Some of the mottos stenciled everywhere are: "Move fast and break things!"    "HACK" is plastered everywhere and is the paradigm for their development mentality. "Done is better than perfect." Think of it like Agile after downing a couple of Red Bulls!

They typically show up at 10am and work until ..... its gets done!

With all the innovation and creativity Facebook still has to wrestle with down to earth problems.  How do I get data from point A to B?  What does the data mean?  Is the quality of the data good enough to make decisions and spend resources on?

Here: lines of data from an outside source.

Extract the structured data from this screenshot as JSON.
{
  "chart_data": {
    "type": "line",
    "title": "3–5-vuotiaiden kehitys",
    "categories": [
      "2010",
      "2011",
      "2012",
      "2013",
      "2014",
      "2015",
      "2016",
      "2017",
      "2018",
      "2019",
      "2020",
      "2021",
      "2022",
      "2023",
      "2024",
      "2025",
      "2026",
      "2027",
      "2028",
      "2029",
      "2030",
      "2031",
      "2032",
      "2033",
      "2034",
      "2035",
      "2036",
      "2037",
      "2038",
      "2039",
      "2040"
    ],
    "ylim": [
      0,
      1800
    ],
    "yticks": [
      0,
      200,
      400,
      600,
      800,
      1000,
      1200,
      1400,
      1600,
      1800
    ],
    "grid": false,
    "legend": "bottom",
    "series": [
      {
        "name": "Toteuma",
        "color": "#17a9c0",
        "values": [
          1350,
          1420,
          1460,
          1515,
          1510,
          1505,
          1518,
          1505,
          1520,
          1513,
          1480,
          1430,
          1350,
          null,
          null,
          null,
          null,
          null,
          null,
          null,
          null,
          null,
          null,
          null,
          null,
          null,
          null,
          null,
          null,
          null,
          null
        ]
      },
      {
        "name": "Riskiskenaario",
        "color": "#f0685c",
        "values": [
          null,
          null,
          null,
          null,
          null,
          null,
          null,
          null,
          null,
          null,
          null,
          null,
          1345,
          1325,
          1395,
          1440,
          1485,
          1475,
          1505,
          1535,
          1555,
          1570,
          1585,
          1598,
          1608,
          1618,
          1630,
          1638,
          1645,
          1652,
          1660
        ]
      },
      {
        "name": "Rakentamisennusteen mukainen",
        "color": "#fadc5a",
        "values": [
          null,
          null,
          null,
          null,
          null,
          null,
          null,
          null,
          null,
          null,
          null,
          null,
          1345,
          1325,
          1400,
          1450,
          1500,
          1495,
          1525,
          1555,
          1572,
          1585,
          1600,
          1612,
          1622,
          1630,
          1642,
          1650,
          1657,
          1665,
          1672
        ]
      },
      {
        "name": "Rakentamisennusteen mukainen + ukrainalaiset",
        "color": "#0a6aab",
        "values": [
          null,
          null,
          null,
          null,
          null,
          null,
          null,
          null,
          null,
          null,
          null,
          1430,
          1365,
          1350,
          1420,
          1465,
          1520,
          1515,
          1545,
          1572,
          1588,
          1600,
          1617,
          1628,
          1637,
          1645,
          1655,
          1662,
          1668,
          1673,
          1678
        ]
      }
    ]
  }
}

The scale that they work on is LARGE.   How large?  The main HDFS is pushing 110PB and growing fast. They just passed 1 Billion active users and have plans to expand the usage as much as possible across the globe.  Zuckerberger gave every employee a little Red Book with some thoughts on this milestone. The basic theme is "1% is not done" and we've only just started with 1% of the population.

Back to reality; the fact is that they have discovered that Big Data is really just "Big Piles Of Data."  Which is totally useless until you extract value from it. Relationships, likes, dislikes, needs, desires, and dreams.

And the fact that everyone is distracted by Hype around Big Data is not lost on some of them.  I think that companies like Cloudera, Hortonworks, MapR, and other wannabes for "The Hadoop Standard" are the future Sybase, Informix, and Borlands of this wave of technology.

Yes there is room for these folks to make money and some will.  They will leverage their VC money and gain market share then cash out and move to the Next Gig.  But I doubt their products will have a lasting legacy. Market consolidation is not only a certainty it has already begun.

Ultimately, as the Facebook folks realize,  Hadoop is nothing but a cheap and commodity  technology to store Big Piles of data.  As more businesses come off the euphoria of Big Data Hype and realize it is NOT the silver bullet to solve their problems, more traditional software companies like Teradata / Aster, Oracle, IBM, Teracotta/Software AG and other data analytics companies will make large inroads by supplying software and systems to perform useful business analytics.

Watch this trend in the next 12 to 18 months.  I predict it will be an exciting time on the other side of the Big Data Wave.